Undergrads must first contact CS IT Support

If you receive or generate more that 10gb of data for a project, etc, on our systems, no matter if the data is static (not changing) or dynamic (potentially changing), there are things to consider and things you must do.
Most CS Undergrad users already have an 8gb disk quota. So, before you can store any large datasets on the Ugrad net, you need your quota updated for the time period you need to store that data.
Therefore, you will need to contact us with information we require...
Please email support@cs.jhu.edu before-hand to let us know:
  • How much data you will be storing.
  • What you need to have your disk quota raised to.
  • When you plan to put the data in place.
  • How long you expect to keep the data in place.
  • If your backup is static (will not change) or dynamic (will change.)
  • What course this is for.
  • Who is the instructor for the course.
Then, Decide If Your Large Data Needs To Be Backed Up On Our Systems
As mentioned in the INTRO above, we back up data to our backup system on a regular basis.
  • If your large data is dynamic (changing), you might want it to be backed up regularly. You need to let us know that.
  • If your large data is static (it won't be changing), let us know that, and then, to help us conserve backup system resources, we ask that you set up your data to not get backed up on our backup system. To do so, please visit: Excluding Select Folders From Being Backed Up

And Finally...

When you are done with your data and no longer need it stored, please remove it, and let us know that you've done so.

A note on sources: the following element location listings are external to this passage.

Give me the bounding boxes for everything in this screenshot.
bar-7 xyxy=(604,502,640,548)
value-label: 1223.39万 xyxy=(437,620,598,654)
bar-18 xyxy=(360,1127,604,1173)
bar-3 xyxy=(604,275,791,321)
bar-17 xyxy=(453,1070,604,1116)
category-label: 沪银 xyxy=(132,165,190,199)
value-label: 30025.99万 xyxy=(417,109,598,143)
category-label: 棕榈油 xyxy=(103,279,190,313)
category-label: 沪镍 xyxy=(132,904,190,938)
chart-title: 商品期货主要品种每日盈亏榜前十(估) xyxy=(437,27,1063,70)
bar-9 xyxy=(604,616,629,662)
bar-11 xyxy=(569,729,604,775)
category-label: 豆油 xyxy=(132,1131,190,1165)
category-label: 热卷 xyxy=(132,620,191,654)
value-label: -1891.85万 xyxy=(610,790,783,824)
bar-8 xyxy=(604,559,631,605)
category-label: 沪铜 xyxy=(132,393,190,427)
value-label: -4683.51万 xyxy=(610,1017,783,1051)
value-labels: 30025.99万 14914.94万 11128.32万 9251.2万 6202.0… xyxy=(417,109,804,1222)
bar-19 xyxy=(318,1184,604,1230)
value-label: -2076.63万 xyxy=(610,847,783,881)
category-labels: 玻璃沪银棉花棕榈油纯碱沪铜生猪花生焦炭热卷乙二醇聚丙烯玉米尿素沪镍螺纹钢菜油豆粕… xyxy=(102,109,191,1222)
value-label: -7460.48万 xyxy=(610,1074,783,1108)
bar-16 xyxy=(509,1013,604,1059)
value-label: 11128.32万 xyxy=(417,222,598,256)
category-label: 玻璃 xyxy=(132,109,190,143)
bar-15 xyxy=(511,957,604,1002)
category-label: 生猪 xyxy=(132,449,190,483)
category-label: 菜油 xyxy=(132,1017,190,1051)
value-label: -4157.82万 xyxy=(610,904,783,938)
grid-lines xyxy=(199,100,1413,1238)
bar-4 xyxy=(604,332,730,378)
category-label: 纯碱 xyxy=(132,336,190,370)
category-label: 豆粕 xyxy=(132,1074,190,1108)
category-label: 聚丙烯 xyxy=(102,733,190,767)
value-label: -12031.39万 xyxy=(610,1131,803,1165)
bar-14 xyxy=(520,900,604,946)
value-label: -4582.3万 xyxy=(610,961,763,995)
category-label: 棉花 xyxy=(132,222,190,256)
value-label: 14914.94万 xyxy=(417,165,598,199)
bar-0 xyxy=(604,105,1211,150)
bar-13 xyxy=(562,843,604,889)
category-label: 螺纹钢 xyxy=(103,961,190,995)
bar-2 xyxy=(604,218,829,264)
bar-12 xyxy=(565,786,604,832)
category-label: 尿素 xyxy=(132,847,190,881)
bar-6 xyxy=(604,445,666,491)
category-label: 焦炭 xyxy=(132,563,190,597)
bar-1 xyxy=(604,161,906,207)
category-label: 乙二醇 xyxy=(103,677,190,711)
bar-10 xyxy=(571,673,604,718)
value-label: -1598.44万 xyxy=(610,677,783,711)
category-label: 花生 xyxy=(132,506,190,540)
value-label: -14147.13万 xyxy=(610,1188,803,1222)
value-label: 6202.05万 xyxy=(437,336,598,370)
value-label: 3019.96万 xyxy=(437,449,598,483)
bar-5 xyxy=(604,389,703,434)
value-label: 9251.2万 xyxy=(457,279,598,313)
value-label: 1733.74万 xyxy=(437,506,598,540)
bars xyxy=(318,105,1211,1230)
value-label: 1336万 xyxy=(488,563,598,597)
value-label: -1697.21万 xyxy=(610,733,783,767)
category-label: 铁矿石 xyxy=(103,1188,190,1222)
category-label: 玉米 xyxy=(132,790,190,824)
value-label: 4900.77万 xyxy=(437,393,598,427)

Other places to store (usually, smaller amounts of) data on our systems

  • Files in your home directory are available on all of our client systems that share the account. Such files are also backed up as described on our Backups page. But, remember, this home directory space is for files/file sets that are not large, as mentioned earlier in this page.
  • Each Linux client has a /scratch directory. Files put there are only accessible on the Linux client where they're stored. Not only are the files there not backed up, they will be automatically deleted during our annual client OS upgrade process (and may be deleted at other times as circumstances warrant).
  • Each Linux client also has a /tmp directory. Like /scratch, files put in /tmp are only accessible on the Linux client where they're stored. Files in /tmp are automatically cleared out much more frequently than files in /scratch.